I have long held the view that we should close off parts of the city and allow them to return to a forest-like state. Not necessarily parks, because parks have to be maintained. I'm talking about moving residents out of, say neighborhoods off Gratiot on the east side, shutting down power and water, razing the homes and letting grass, trees and even weeds to take over -- complete wilderness, in our urban midst.
The forum was put together by Community Development Advocates of Detroit, and I appreciated the opportunity to participate, on behalf of the MorningSide Neighborhood Organization, because it gave me a chance to kick around ideas with a group of development professionals who are on a similar wave length.
Imagine a Detroit that is no longer overburdened with caring for an infrastructure designed for a population nearly three times its current size. It would be a city with forestland where blocks occupied by one or two houses once stood -- decaying. That Detroit would be much easier to manage, to protect and to serve. Of course some people would have to be dragged from their homes, kicking and screaming, but if progress were easy, we would have had it already.

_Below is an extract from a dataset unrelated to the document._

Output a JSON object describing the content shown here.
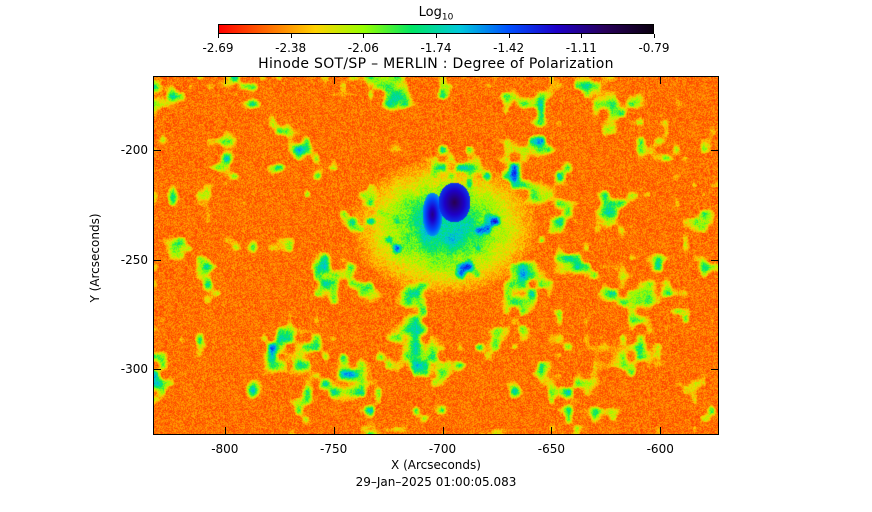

The prospect, in my mind, isn't that far-fetched or over dramatic. I had a conversation not too long ago with a colleague about the topic, and she suggested we don't really even need two sides! Now getting rid of either the east side or west side is dramatic (and who chooses anyway?), but razing and foresting (I made that word up) parts of say Brightmoor or the Osborn area by comparison is a relatively sound strategy.
Organizers of the event are planning additional sessions with the goal of crafting a usable plan. I'll keep you all posted. Until then, imagine the possibilities.
No more sending children down blocks of vacant homes. Just tell them to stay away from the woods. No more police patrols of nearly vacant neighborhoods. Just let the forest ranger take care of it. Instead, we could allocate resources to the well-populated areas where residents who need services could finally get them.